Where digital advertising is concerned, we all make our own contribution to the reservoir of trust. We all need to ensure our ads aren’t intrusive or annoying, our data policies aren’t outrageous, our technology isn’t disruptive or cumbersome. We all benefit when consumers feel they can trust us, and we all suffer when they don’t.
The trust dynamic is vitally important, and it plays out across the entire digital ecosystem, from consumers to clients. In our native Denmark, our technology, which allows publishers to offer high-impact ad formats that are better and bigger than standard display varieties, is live on 10,000 sites. The scale of our growth owes itself to publishers’ belief in us: they trust us to plug in our platform without disrupting their architecture. Needless to say, they too have customers they can’t afford to let down.
As we expand into the UK, Sweden, and across Europe, that trust is the crucial commodity we find we need to generate. Smaller publishers are generally a little bit quicker to give it to you – their sites are more straightforward, the revenue appeal of premium ad formats perhaps more pressing. Larger publishers are, very understandably, rather more cautious. They have complex architecture, often built in-house, and they aren’t going to jeopardize its stability by introducing some unknown script. Their trust is deservedly harder to win.
The clients who already know us know they can trust us not to break things. For those who don’t, we offer many kinds of reassurance: different levels of certification, careful testing and verification to prove that when our platform is live, all they get is high-impact ads, not headaches or breakdowns.

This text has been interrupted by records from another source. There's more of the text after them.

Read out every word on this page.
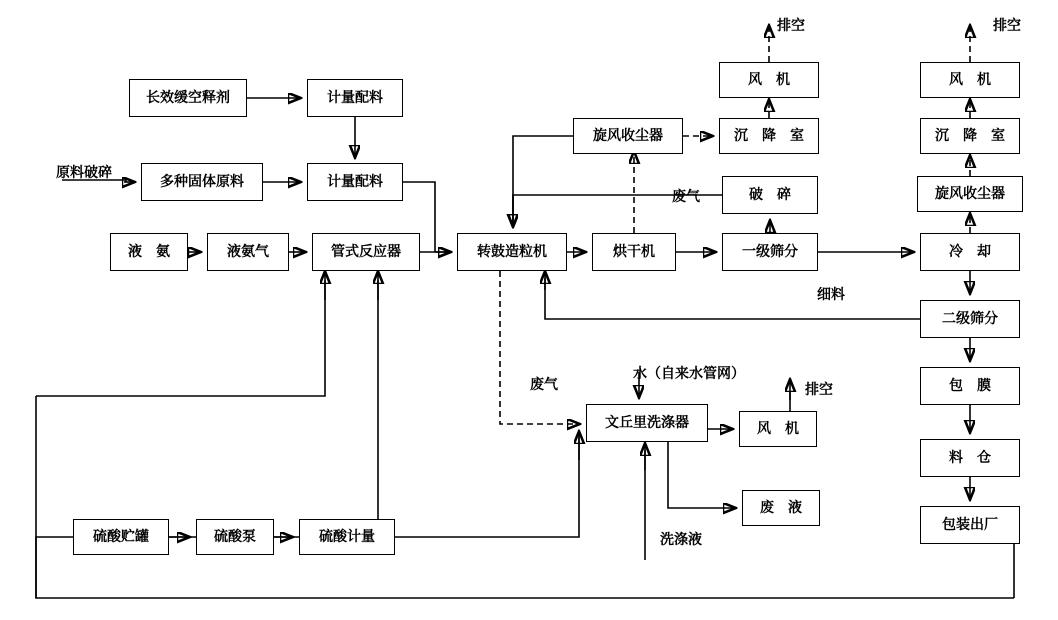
长效缓空释剂	计量配料
多种固体原料	计量配料
液　氨	液氨气	管式反应器	转鼓造粒机	烘干机	一级筛分
破　碎
旋风收尘器	沉　降　室
风　机	风　机
沉　降　室
旋风收尘器
冷　却
二级筛分
包　膜
料　仓
包装出厂
文丘里洗涤器	风　机
废　液
硫酸贮罐	硫酸泵	硫酸计量
排空	排空
原料破碎
废气
细料
废气
水（自来水管网）
排空
洗涤液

As we expand, we know we can only do so on a wave of trust. In turn, every digital ad market we enter has its own carefully managed trust issues. Drop the ball, miss the deadline, break the contract, and there goes the trust. From privacy to user experience to the nuts and bolts of ad-serving, trust is everything, and no-one, from the very biggest players downwards, is exempt from the consequences of violating it.